Senior Applied AI Software Engineer, Distributed Inference Systems

at Nvidia

📍 Santa Clara, United States

USD 148,000-287,500 per year

SENIOR

✅ On-site

SCRAPED

Used Tools & Technologies

Not specified

Required Skills & Competences ^?

Docker @ 4 Go @ 4 Kubernetes @ 4 Python @ 4 GitHub @ 4 CI/CD @ 3 Algorithms @ 4 Distributed Systems @ 7 Communication @ 4 Networking @ 4 Rust @ 4 API @ 4 LLM @ 4 GPU @ 4

Details

NVIDIA Dynamo is an open-source platform focused on efficient, scalable inference for large language and reasoning models in distributed GPU environments. The team builds serving architecture, GPU resource management, and intelligent request handling to deliver high-performance AI inference at scale. This role focuses on advancing the Dynamo project to support production-grade distributed inference across thousands of GPUs and multiple inference engines.

Responsibilities

Build the Kubernetes deployment and workload management stack for Dynamo to facilitate inference deployments at scale; identify bottlenecks and apply optimizations to fully use hardware capacity.
Design, implement, and optimize distributed inference components in Rust and Python.
Introduce new features to the Dynamo Python SDK and the Dynamo Rust runtime core library.
Contribute to disaggregated serving: separate prefill (context ingestion) and decode (token generation) phases across distinct GPU clusters and extend disaggregation to multi-modal models (vision-language, audio-language, video-language).
Develop and refine planner algorithms for dynamic GPU scheduling, allocation, and rebalancing based on fluctuating workloads and system bottlenecks.
Improve intelligent routing to direct inference requests to GPU worker replicas with relevant KV cache data to minimize re-computation and latency for multi-step reasoning tasks.
Innovate in distributed KV cache management and transfers across heterogeneous memory and storage hierarchies using the NVIDIA Optimized Transfer Library (NIXL) for low-latency, cost-effective data movement.
Contribute to open-source repositories, participate in code reviews, assist with issue triage on GitHub, and write clear documentation and developer/user guides.
Work closely with the community to capture feedback and evolve APIs and architecture.

Requirements

BS/MS or higher in computer engineering, computer science, or related engineering (or equivalent experience).
5+ years of proven experience in a related field.
Strong proficiency in systems programming (Rust and/or C++). Experience with Python for workflow and API development. Experience with Go for Kubernetes controllers and operators is desirable.
Deep understanding of distributed systems, parallel computing, and GPU architectures.
Experience with cloud-native deployment and container orchestration (Kubernetes, Docker).
Experience with large-scale inference serving, LLMs, or similar high-performance AI workloads.
Background in memory management, data transfer optimization, and multi-node orchestration.
Familiarity with open-source development workflows (GitHub, CI/CD).
Excellent problem-solving and communication skills.

Ways to stand out

Prior contributions to open-source AI inference frameworks (e.g., vLLM, TensorRT-LLM, SGLang).
Experience with GPU resource scheduling, cache management, or high-performance networking.
Deep understanding of LLM-specific inference challenges, such as context window scaling and multi-model agentic workflows.

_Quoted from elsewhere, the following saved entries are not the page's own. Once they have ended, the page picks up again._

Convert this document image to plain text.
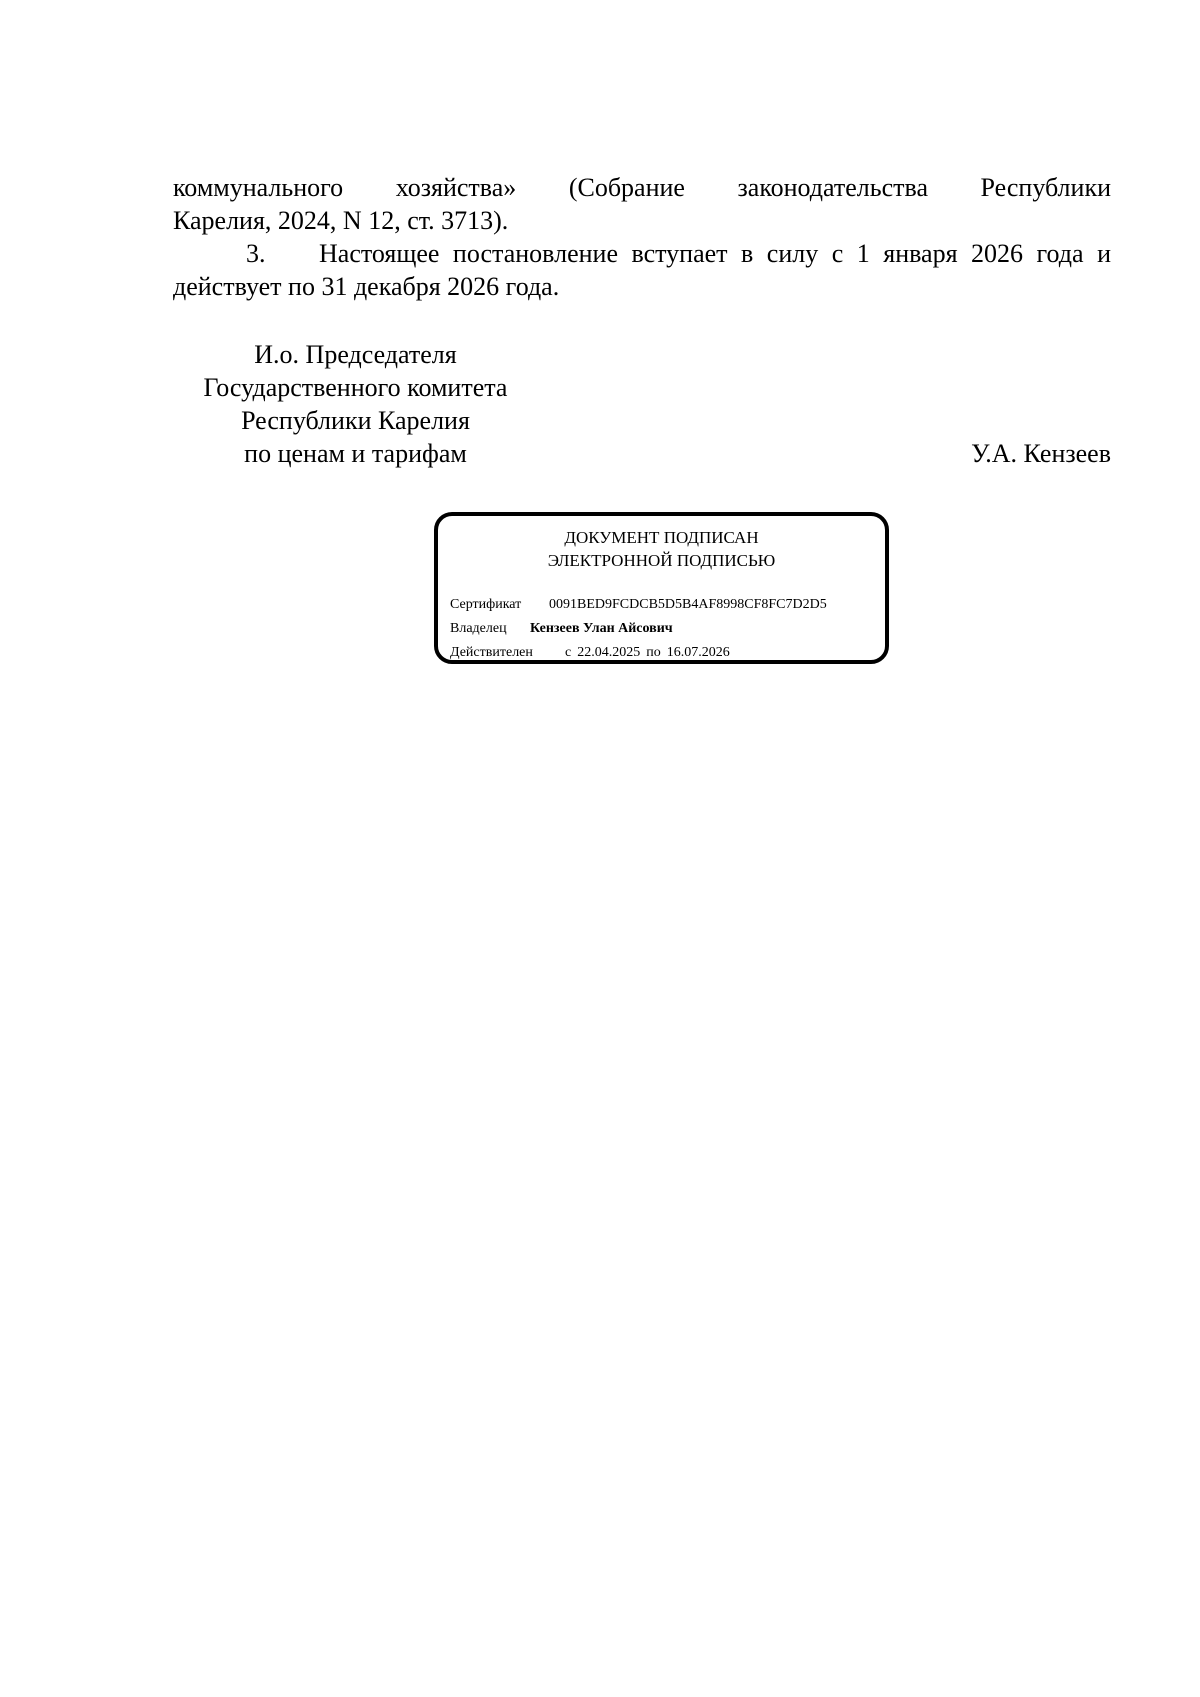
коммунального хозяйства» (Собрание законодательства Республики
Карелия, 2024, N 12, ст. 3713).

3. Настоящее постановление вступает в силу с 1 января 2026 года и
действует по 31 декабря 2026 года.

И.о. Председателя
Государственного комитета
Республики Карелия
по ценам и тарифам	У.А. Кензеев
ДОКУМЕНТ ПОДПИСАН
ЭЛЕКТРОННОЙ ПОДПИСЬЮ
Сертификат 0091BED9FCDCB5D5B4AF8998CF8FC7D2D5
Владелец Кензеев Улан Айсович
Действителен с 22.04.2025 по 16.07.2026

Compensation & Application

Base salary ranges (location, experience and level dependent):
- Level 3: 148,000 USD - 235,750 USD
- Level 4: 184,000 USD - 287,500 USD
You will also be eligible for equity and benefits.
Applications for this job will be accepted at least until July 29, 2025.

Company & Diversity

NVIDIA offers competitive salaries and a comprehensive benefits package. NVIDIA is an equal opportunity employer and values diversity in its employees; they do not discriminate on the basis of protected characteristics.